Work Text:
"Ho risposto al Dottore che le regole sono cambiate."
Tu non le avresti mai fatto quella domanda. Kate ha insistito tanto da farle prendere la decisione di partire, ma tu non l'avresti mai fatto.
Eri quasi sollevato che fosse di nuovo una. Unica.
Lei non è più una persona, Malcolm. È un'idea. E tu non ami un'idea. L'hai idealizzata, certo, come avresti potuto non farlo, in questi anni? Ma per te è sempre stata una donna. Una ragazza, dapprima, acerba e timorosa, da sfiorare appena con la mente... e poi una donna vera, che la tua coscienza non ha più avuto scrupoli a desiderare. Che non arrossiva più alle battutine dei vostri colleghi, che aveva imparato a rispondere a tono, a cui talvolta brillavano gli occhi di malizia e non soltanto più d'ingenuo entusiasmo.
Un'idea non ti appartiene. Non ha un corpo, o ne ha mille, e scivola e scorre, non rimane a farsi cullare dalle tue carezze mentre ancora vibra di piacere.
Un'idea non ti prepara la colazione, non ti annoda la cravatta mordendosi il labbro in una smorfia irresistibile, non ti guarda complice davanti a una vetrina piena di dolci.
Un'idea non apre gli occhi all'improvviso ridendo dei propri sogni in faccia al tuo stupore, che mai svanisce negli anni ogni volta che la ammiri in silenzio.
Perciò non è vero, non è vero che t'importa se lei sia umana o Zygon.
Ti distrugge la certezza che non potrà mai essere tua.
E non meriteresti di averla, proprio per quel sollievo crudele, egoista. Perciò l'hai lasciata andare senza dire quelle parole. Anche lei ti è parsa sollevata.
Che non le avessi fatto quella domanda, che non le avessi chiesto di restare, che non ci fossero ostacoli, forse dubbi, ma nessun ostacolo concreto alla fuga - l'oceano è nulla, se già stai nuotando nel dolore che ti congela ogni fibra spezzata, impedendoti di sanguinare, ma anche di utilizzare i sensi se non come semplici strumenti.
Tutte queste cose insieme, già, o forse nessuna, forse vuoi soltanto immaginare i suoi ragionamenti, i suoi pensieri, perché è l'unico modo per sentirla meno irraggiungibile.
"Gli ho risposto che quelle erano le vecchie regole, sì, che quando non vi sono più informazioni da estrarre, l'umano di cui uno Zygon prende la forma non deve necessariamente restare in vita."
Anche adesso che è tornata, che ha ritrovato il sorriso, l'energia, che è di nuovo intera... non più soltanto una, ma comunque se stessa... quella distanza rimane. Sempre l'oceano, ma condensato in pochi metri, negli sguardi che scivolano, nelle parole insapori. Ma tu la vuoi più di prima, la vuoi tanto da far male e non puoi più nasconderlo, a quel paese la pace mondiale, è per quella mentale che stai combattendo -
(è sempre così, avresti lasciato la Terra in balia degli alieni divoratori, pur di avere una minuscola possibilità di salvare il Dottore)
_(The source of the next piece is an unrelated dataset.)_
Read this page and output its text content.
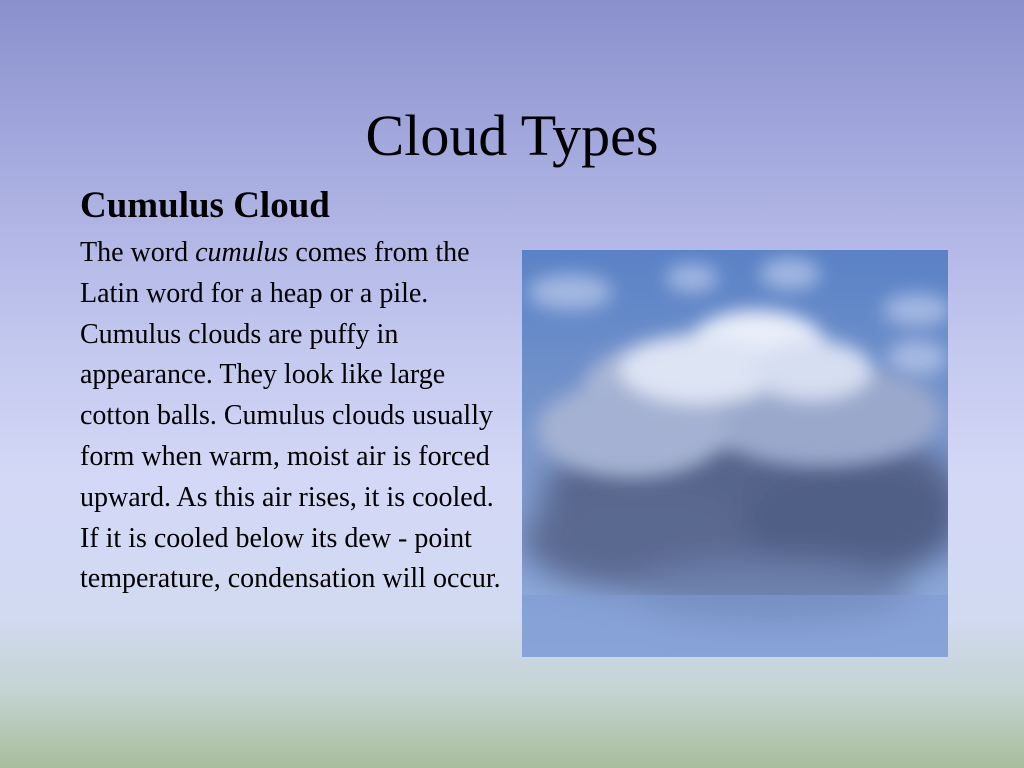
Cloud Types
Cumulus Cloud

The word cumulus comes from the Latin word for a heap or a pile. Cumulus clouds are puffy in appearance. They look like large cotton balls. Cumulus clouds usually form when warm, moist air is forced upward. As this air rises, it is cooled. If it is cooled below its dew - point temperature, condensation will occur.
(ma ora daresti in pasto il Dottore a quelle stesse pastinache giganti, agli Auton, ai Dalek, per lei)
"E prima che tu me lo chieda, sì, uno Zygon può prendere a modello l'impronta corporea assunta da un suo simile."
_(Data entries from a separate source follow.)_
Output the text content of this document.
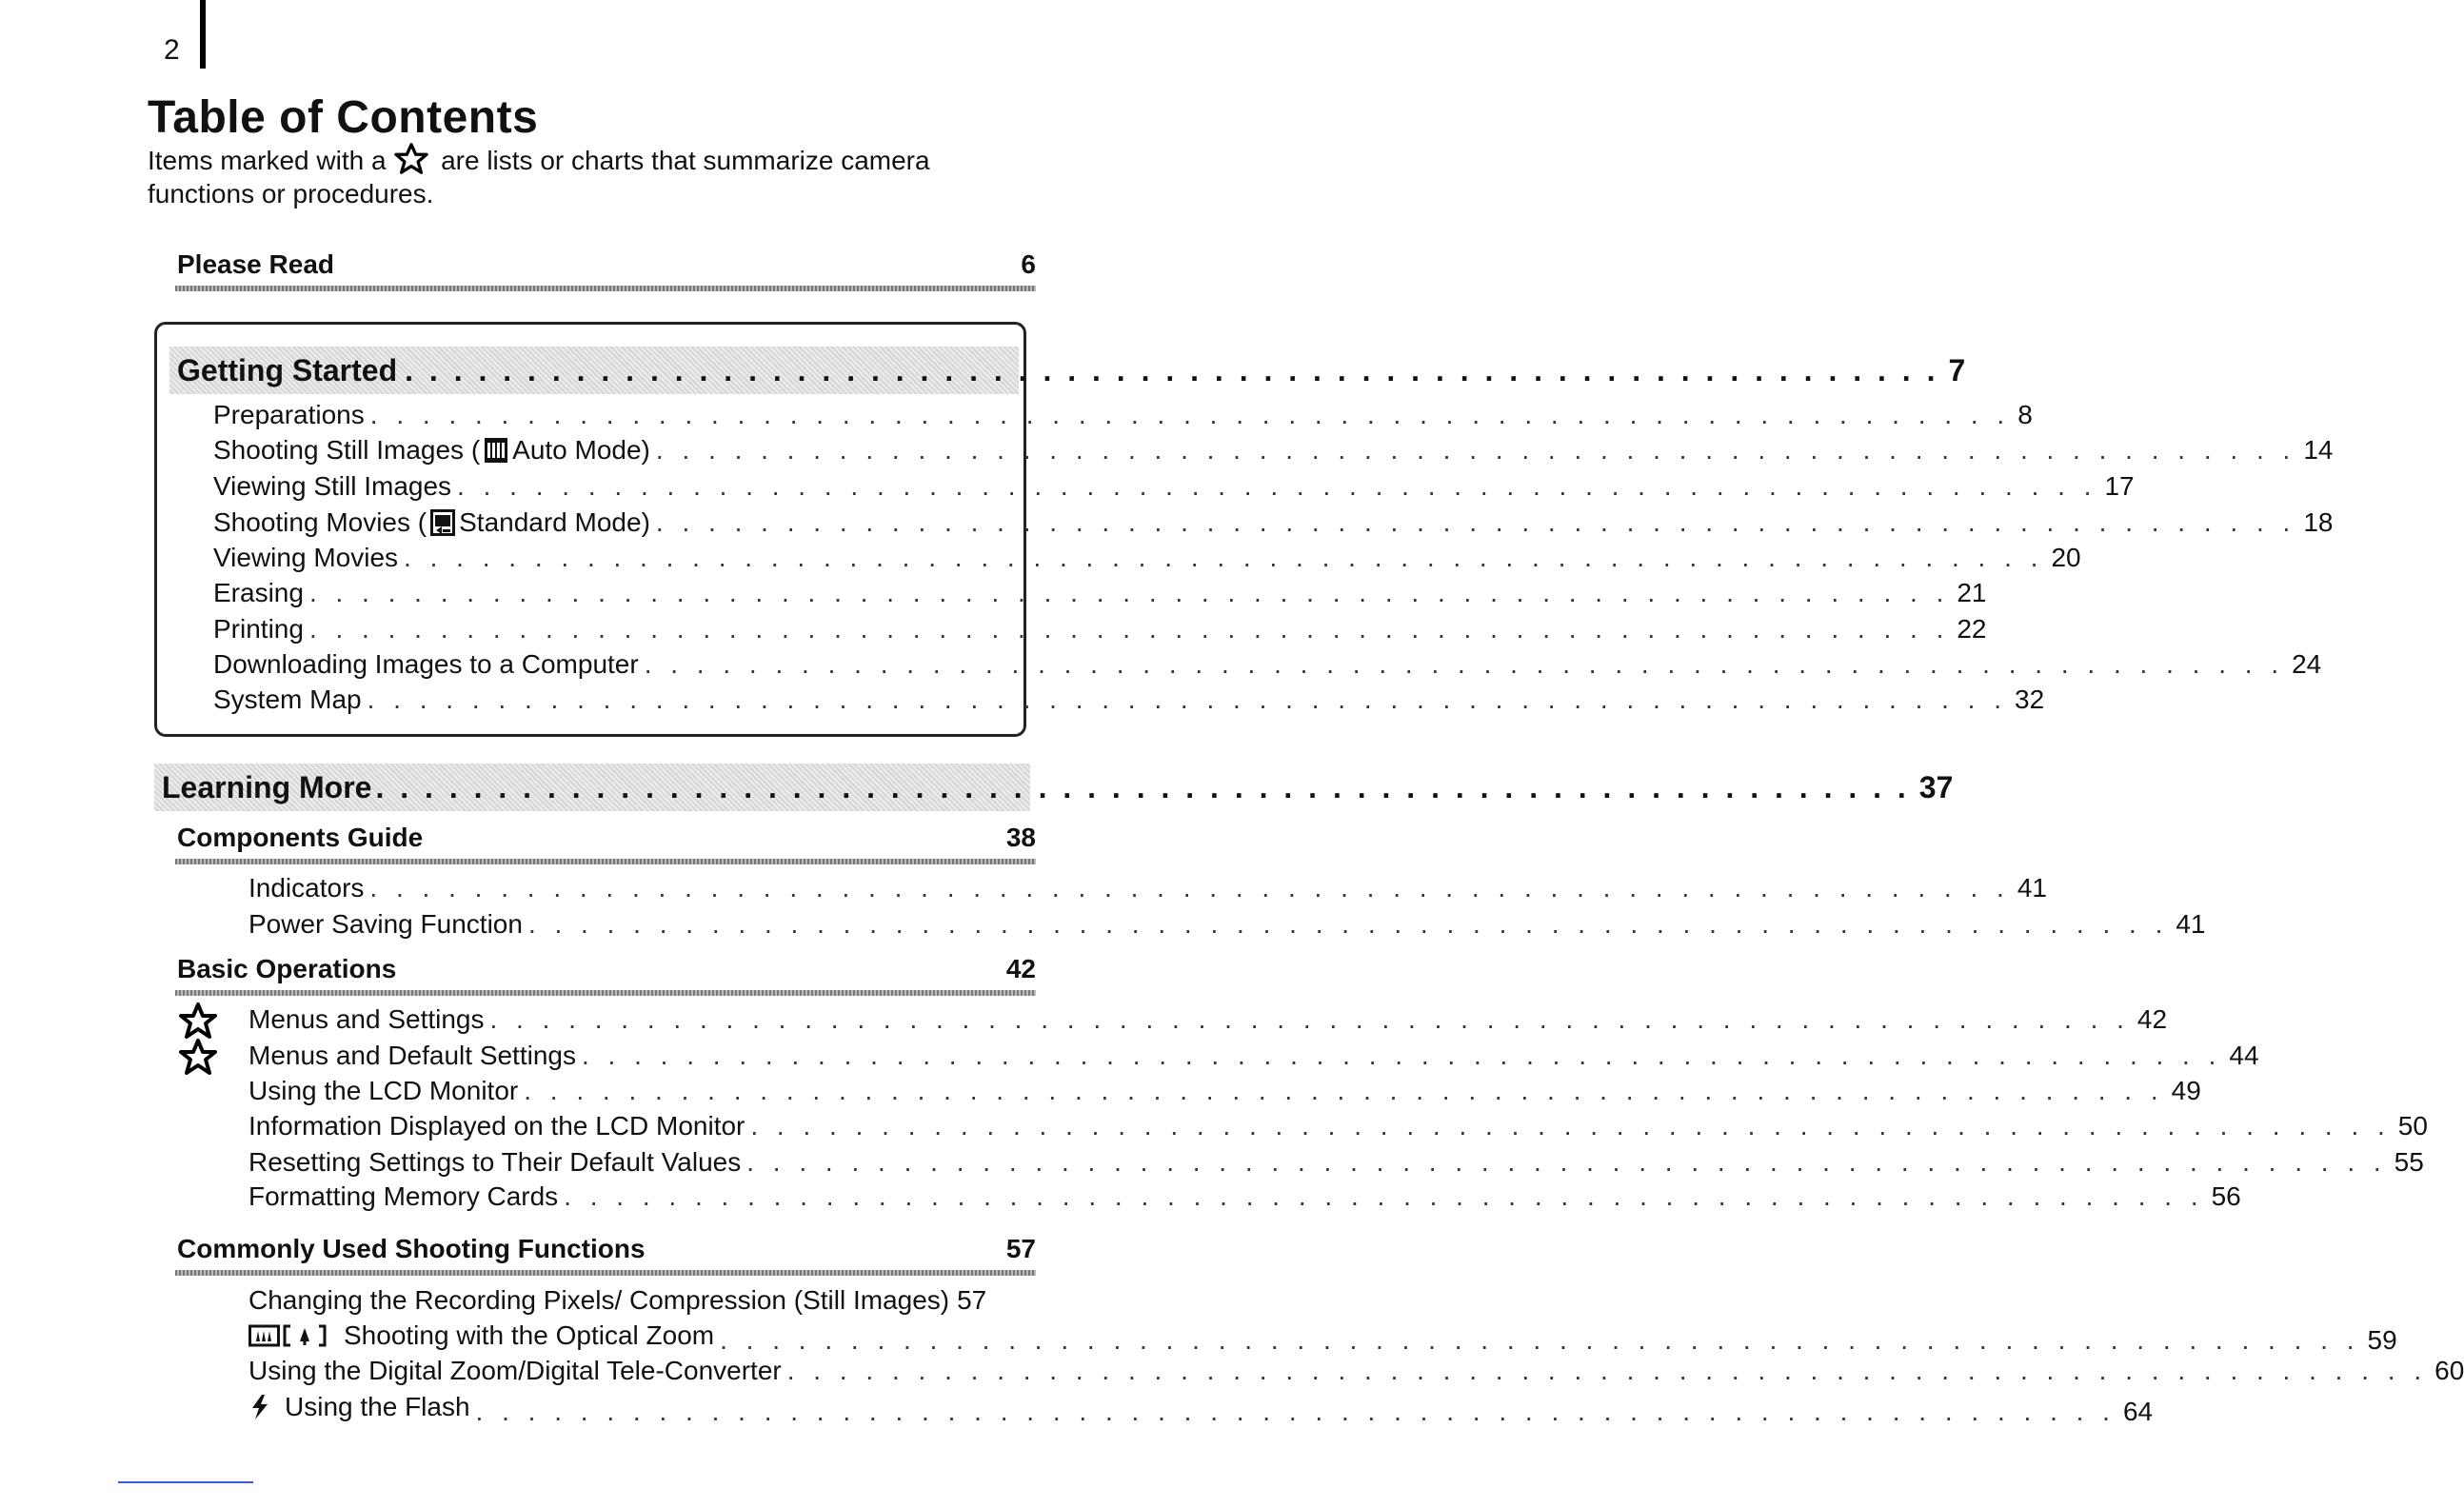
2
Table of Contents
Items marked with a  are lists or charts that summarize camera functions or procedures.
Please Read	6
Getting Started . . . . . . . . . . . . . . . . . . . . . . . . . . . . . . . . . . . . . . . . . . . . . . . . . . . . . . . . . . . . . . . 7
Preparations . . . . . . . . . . . . . . . . . . . . . . . . . . . . . . . . . . . . . . . . . . . . . . . . . . . . . . . . . . . . . . . 8
Shooting Still Images ( Auto Mode) . . . . . . . . . . . . . . . . . . . . . . . . . . . . . . . . . . . . . . . . . . . . . . . . . . . . . . . . . . . . . . . 14
Viewing Still Images . . . . . . . . . . . . . . . . . . . . . . . . . . . . . . . . . . . . . . . . . . . . . . . . . . . . . . . . . . . . . . . 17
Shooting Movies ( Standard Mode) . . . . . . . . . . . . . . . . . . . . . . . . . . . . . . . . . . . . . . . . . . . . . . . . . . . . . . . . . . . . . . . 18
Viewing Movies . . . . . . . . . . . . . . . . . . . . . . . . . . . . . . . . . . . . . . . . . . . . . . . . . . . . . . . . . . . . . . . 20
Erasing . . . . . . . . . . . . . . . . . . . . . . . . . . . . . . . . . . . . . . . . . . . . . . . . . . . . . . . . . . . . . . . 21
Printing . . . . . . . . . . . . . . . . . . . . . . . . . . . . . . . . . . . . . . . . . . . . . . . . . . . . . . . . . . . . . . . 22
Downloading Images to a Computer . . . . . . . . . . . . . . . . . . . . . . . . . . . . . . . . . . . . . . . . . . . . . . . . . . . . . . . . . . . . . . . 24
System Map . . . . . . . . . . . . . . . . . . . . . . . . . . . . . . . . . . . . . . . . . . . . . . . . . . . . . . . . . . . . . . . 32
Learning More . . . . . . . . . . . . . . . . . . . . . . . . . . . . . . . . . . . . . . . . . . . . . . . . . . . . . . . . . . . . . . . 37
Components Guide	38
Indicators . . . . . . . . . . . . . . . . . . . . . . . . . . . . . . . . . . . . . . . . . . . . . . . . . . . . . . . . . . . . . . . 41
Power Saving Function . . . . . . . . . . . . . . . . . . . . . . . . . . . . . . . . . . . . . . . . . . . . . . . . . . . . . . . . . . . . . . . 41
Basic Operations	42
Menus and Settings . . . . . . . . . . . . . . . . . . . . . . . . . . . . . . . . . . . . . . . . . . . . . . . . . . . . . . . . . . . . . . . 42
Menus and Default Settings . . . . . . . . . . . . . . . . . . . . . . . . . . . . . . . . . . . . . . . . . . . . . . . . . . . . . . . . . . . . . . . 44
Using the LCD Monitor . . . . . . . . . . . . . . . . . . . . . . . . . . . . . . . . . . . . . . . . . . . . . . . . . . . . . . . . . . . . . . . 49
Information Displayed on the LCD Monitor . . . . . . . . . . . . . . . . . . . . . . . . . . . . . . . . . . . . . . . . . . . . . . . . . . . . . . . . . . . . . . . 50
Resetting Settings to Their Default Values . . . . . . . . . . . . . . . . . . . . . . . . . . . . . . . . . . . . . . . . . . . . . . . . . . . . . . . . . . . . . . . 55
Formatting Memory Cards . . . . . . . . . . . . . . . . . . . . . . . . . . . . . . . . . . . . . . . . . . . . . . . . . . . . . . . . . . . . . . . 56
Commonly Used Shooting Functions	57
Changing the Recording Pixels/ Compression (Still Images) 57
Shooting with the Optical Zoom . . . . . . . . . . . . . . . . . . . . . . . . . . . . . . . . . . . . . . . . . . . . . . . . . . . . . . . . . . . . . . . 59
Using the Digital Zoom/Digital Tele-Converter . . . . . . . . . . . . . . . . . . . . . . . . . . . . . . . . . . . . . . . . . . . . . . . . . . . . . . . . . . . . . . . 60
Using the Flash . . . . . . . . . . . . . . . . . . . . . . . . . . . . . . . . . . . . . . . . . . . . . . . . . . . . . . . . . . . . . . . 64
Tu non batti ciglio. Tremi, sai che è il momento della verità. "Non ti avrei mai domandato nemmeno questo. Non voglio sapere chi è rimasta. Voglio sapere chi ho perduto."
E la verità si svela, prima ancora che a parole, nel luccicare dei suoi occhi dietro le lenti, nel leggero tremito delle sue labbra.
"Io ho perduto qualcuno. Non tu."
Questa volta è di nuovo lei a sentirsi sollevata, lo percepisci, è pura felicità la sua, finalmente si concede di essere a sua volta egoista.
Per il mondo, per tutti gli altri, lei e la sua nuova sorella rimangono un'idea, una garanzia, un sigillo di pace. Un ibrido, ha borbottato il Dottore; un'ottima risorsa strategica, ammettono tronfi da Ginevra.
Ma tu, tra le braccia, stringi la tua donna, e niente, nient'altro importa.